KRUG is the haute-couture Champagne Houses, producing only exceptional champagnes of amazing taste, and corresponding retail price.


The House was founded in 1843 by Joseph Krug, a visionary man that marked forever the spirit of this high-end Maison, and the way champagne is crafted.

Born in 1800 in Mainz when the city was part of France before returning to Germany a few years later, he was exposed early on to winegrowing.

A talented man who spoke three languages, he moved to Paris in 1834 where he lived in a creative milieu of artists.

Dreaming of making his mark in the world of Champagne, he first worked at Jacquesson, the leading Champagne House of the time, becoming one of its directors.

Being frustrated with the inconsistent quality of champagne at that time, which was greatly dependent on the weather of each vintage, he envisioned a way to overcome this constraint, by blending wines of different years to produce a rich and consistent expression of pleasure.

At 42, when most in his position would be close to retiring, he left his career to implement his vision by funding its own Champagne House.

He was firmly convinced that it is possible to make a good wine only from good elements and good terroirs.

Unsurprisingly, the prestige of KRUG was soon acknowledged in the main champagne markets.

The Krug generations that followed at the helm of the business always abided by its founder’s precepts, ensuring consistent, superior champagnes.

Today KRUG is part of luxury group LVMH, although the Krug family remains actively involved in all the key winemaking decisions.


Following the precepts of its founder, KRUG is produced to be consistently affluent and “the most generous expressions of champagne.”

This expression is incarnated by Grand Cuvée, a non-vintage brut champagne that is, in fact, a prestige cuvée, given the quality of the base wines used, the amazing taste, and important retail price of this champagne.

The process to produce KRUG is based on three principles: – the individual selection of the plots and the careful following of each wine, – the art of blending by Krug’s Chef de Caves Eric Lebel and the Tasting Committee – and time, for a long and slow aging in the cellars.

The starting point to create KRUG is the meticulous, individual selection of each plot of vines. These are vinified separately, in neutral oak casks that do not to lend woody, tannin, or vanilla flavor to the wines.

Then, this individuality continues with the separate conservation in stainless steel vats of each wine featured in Krug’s impressive repertoire of some 150 reserve wines from 10 to 12 different vintages, some of which may reach up to 15 years of age.
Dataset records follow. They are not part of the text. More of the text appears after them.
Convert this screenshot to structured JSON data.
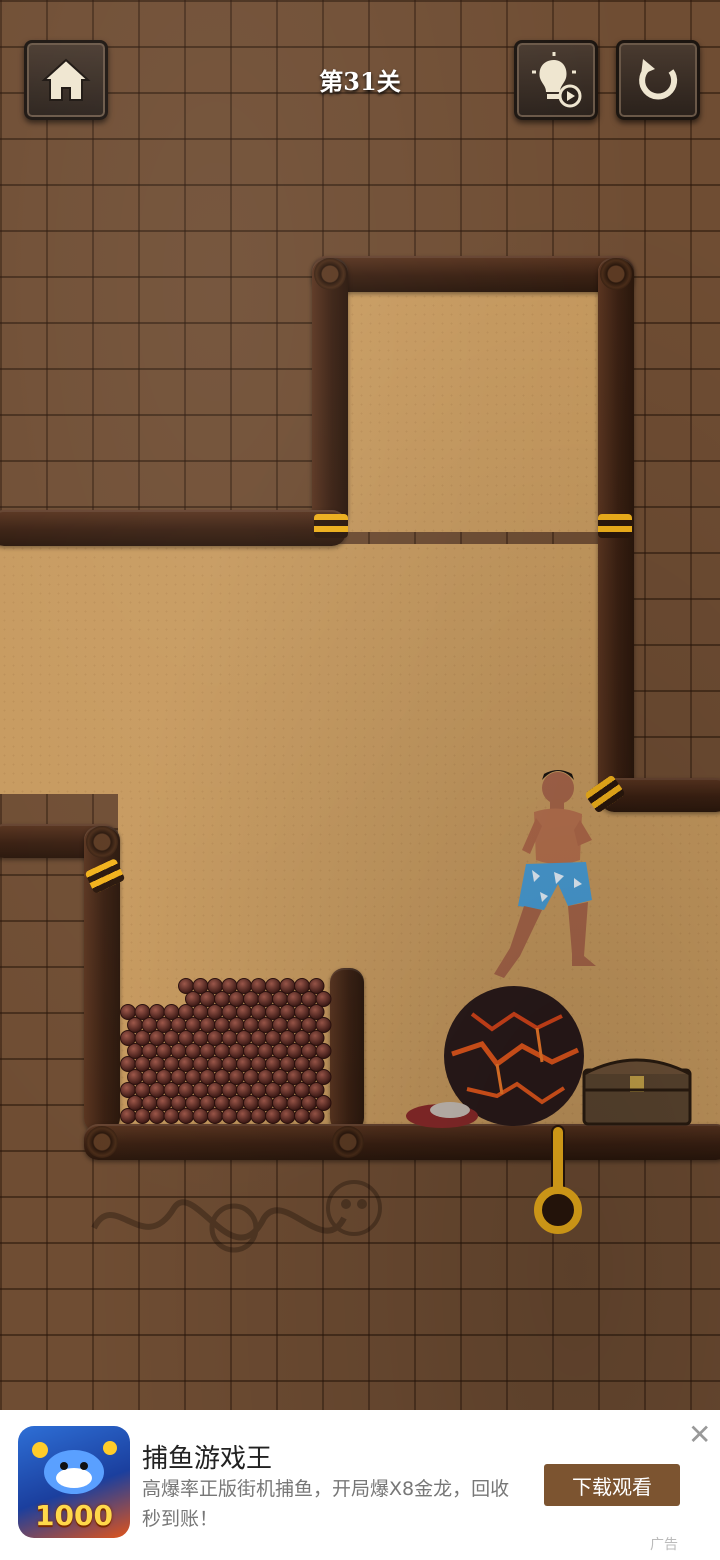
{
  "header": {
    "level_title": "第31关"
  },
  "icons": {
    "home": "home-icon",
    "hint": "lightbulb-video-icon",
    "restart": "restart-icon"
  },
  "ad": {
    "title": "捕鱼游戏王",
    "description": "高爆率正版街机捕鱼，开局爆X8金龙，回收秒到账！",
    "button": "下载观看",
    "close": "✕",
    "label": "广告",
    "icon_text": "1000"
  },
  "colors": {
    "sand": "#c79a5f",
    "wall": "#6f4d33",
    "log": "#3a2012",
    "pin": "#f2b21b",
    "ad_button": "#7c5430"
  }
}
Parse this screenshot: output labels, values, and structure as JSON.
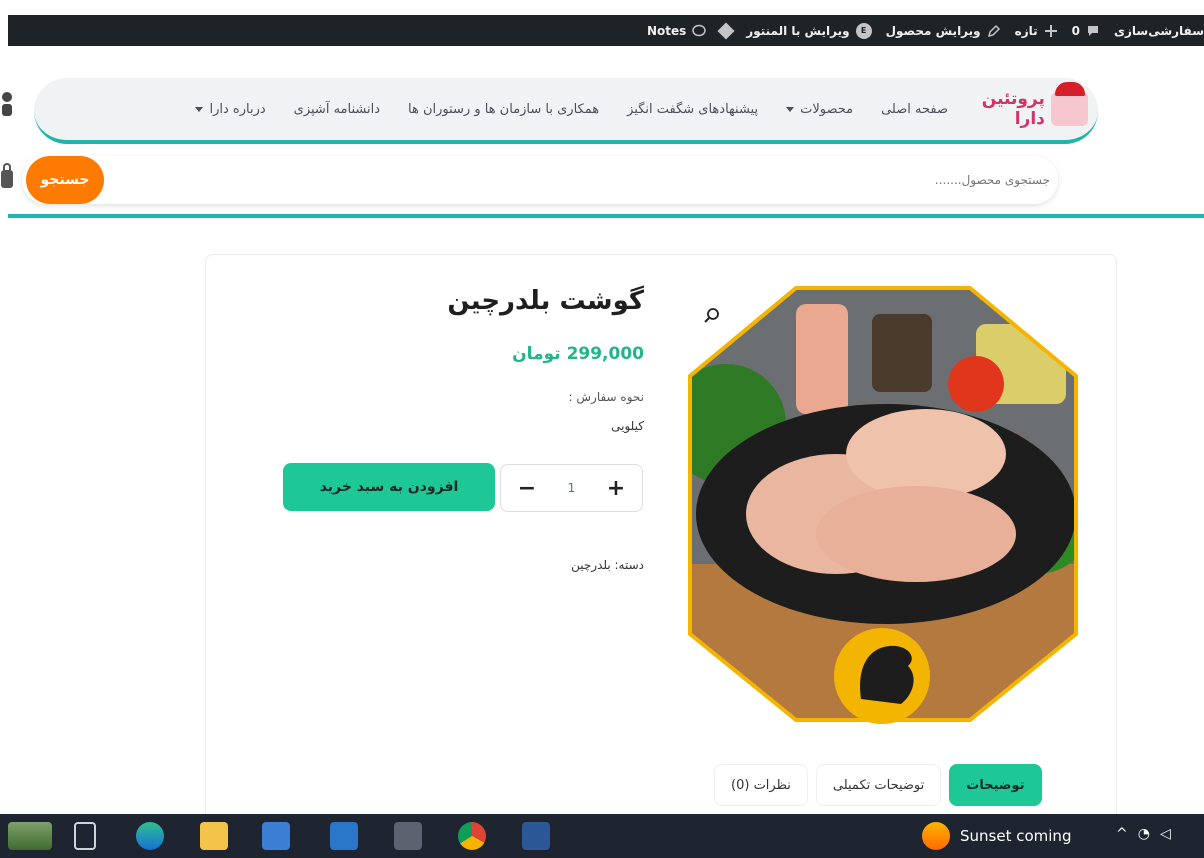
{
  "adminbar": {
    "customize": "سفارشی‌سازی",
    "comments_count": "0",
    "new": "تازه",
    "edit_product": "ویرایش محصول",
    "edit_elementor": "ویرایش با المنتور",
    "notes": "Notes"
  },
  "nav": {
    "items": [
      {
        "label": "صفحه اصلی",
        "caret": false
      },
      {
        "label": "محصولات",
        "caret": true
      },
      {
        "label": "پیشنهادهای شگفت انگیز",
        "caret": false
      },
      {
        "label": "همکاری با سازمان ها و رستوران ها",
        "caret": false
      },
      {
        "label": "دانشنامه آشپزی",
        "caret": false
      },
      {
        "label": "درباره دارا",
        "caret": true
      }
    ],
    "logo_text": "پروتئین دارا"
  },
  "search": {
    "placeholder": "جستجوی محصول.......",
    "button": "جستجو"
  },
  "product": {
    "title": "گوشت بلدرچین",
    "price": "299,000 تومان",
    "order_label": "نحوه سفارش :",
    "order_value": "کیلویی",
    "quantity": "1",
    "add_to_cart": "افزودن به سبد خرید",
    "category": "دسته: بلدرچین"
  },
  "tabs": [
    "توضیحات",
    "توضیحات تکمیلی",
    "نظرات (0)"
  ],
  "taskbar": {
    "weather": "Sunset coming",
    "icons": [
      "start-icon",
      "task-view-icon",
      "edge-icon",
      "file-explorer-icon",
      "store-icon",
      "mail-icon",
      "camera-icon",
      "chrome-icon",
      "word-icon"
    ]
  },
  "colors": {
    "accent_teal": "#1db5ac",
    "cart_green": "#1ec896",
    "search_orange": "#ff7a00",
    "price_green": "#20b58a",
    "hex_border": "#f3b500"
  }
}
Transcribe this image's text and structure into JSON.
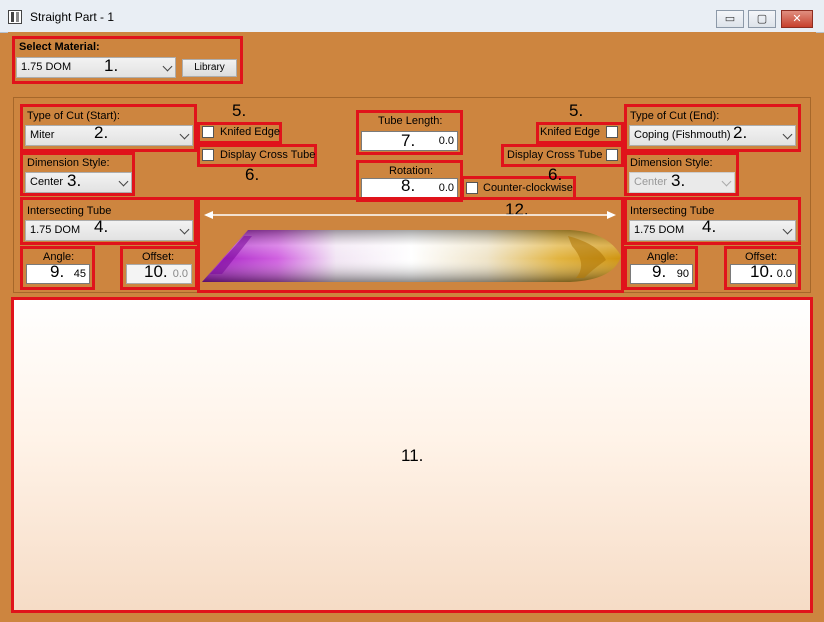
{
  "window": {
    "title": "Straight Part - 1",
    "controls": {
      "minimize": "▭",
      "maximize": "▢",
      "close": "✕"
    }
  },
  "material": {
    "label": "Select Material:",
    "value": "1.75 DOM",
    "library_button": "Library",
    "marker": "1."
  },
  "start": {
    "cut_label": "Type of Cut (Start):",
    "cut_value": "Miter",
    "cut_marker": "2.",
    "dimension_label": "Dimension Style:",
    "dimension_value": "Center",
    "dimension_marker": "3.",
    "tube_label": "Intersecting Tube",
    "tube_value": "1.75 DOM",
    "tube_marker": "4.",
    "angle_label": "Angle:",
    "angle_value": "45",
    "angle_marker": "9.",
    "offset_label": "Offset:",
    "offset_value": "0.0",
    "offset_marker": "10.",
    "knifed_label": "Knifed Edge",
    "knifed_marker": "5.",
    "cross_label": "Display Cross Tube",
    "cross_marker": "6."
  },
  "center": {
    "length_label": "Tube Length:",
    "length_value": "0.0",
    "length_marker": "7.",
    "rotation_label": "Rotation:",
    "rotation_value": "0.0",
    "rotation_marker": "8.",
    "ccw_label": "Counter-clockwise",
    "dim_marker": "12."
  },
  "end": {
    "cut_label": "Type of Cut (End):",
    "cut_value": "Coping (Fishmouth)",
    "cut_marker": "2.",
    "dimension_label": "Dimension Style:",
    "dimension_value": "Center",
    "dimension_marker": "3.",
    "tube_label": "Intersecting Tube",
    "tube_value": "1.75 DOM",
    "tube_marker": "4.",
    "angle_label": "Angle:",
    "angle_value": "90",
    "angle_marker": "9.",
    "offset_label": "Offset:",
    "offset_value": "0.0",
    "offset_marker": "10.",
    "knifed_label": "Knifed Edge",
    "knifed_marker": "5.",
    "cross_label": "Display Cross Tube",
    "cross_marker": "6."
  },
  "preview": {
    "marker": "11."
  },
  "colors": {
    "background": "#cd853f",
    "highlight": "#e0131b",
    "tube_start": "#b020c8",
    "tube_end": "#e0a818"
  }
}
These vats used are small to allow aromas and flavors to be preserved for long periods of time.

Finally, every year between the end of March and the beginning of April, after more than 5 months of tastings wines of each parcel, the whole oenological team, President Margareth “Maggie” Henriquez, and Olivier Krug who represents the 6th generation of the founding family, taste the various blending projects of KRUG Grande Cuvée, based on hundreds of different wines, and share opinions.

They will identify the best blending projects, perhaps mix them, for an individual edition of Grande Cuvée of each year.

Once consensus is reached, Eric Lebel proceeds to the creation of Grande Cuvée, that ages slowly in the cellars, on lees, for 7-8 years, far more than the minimum of 15 months that is required by the Champagne Appellation.

The result is a champagne of great aromatic intensity, with finesse and elegance, and a great balance that Eric Lebel calls “peace in the world.”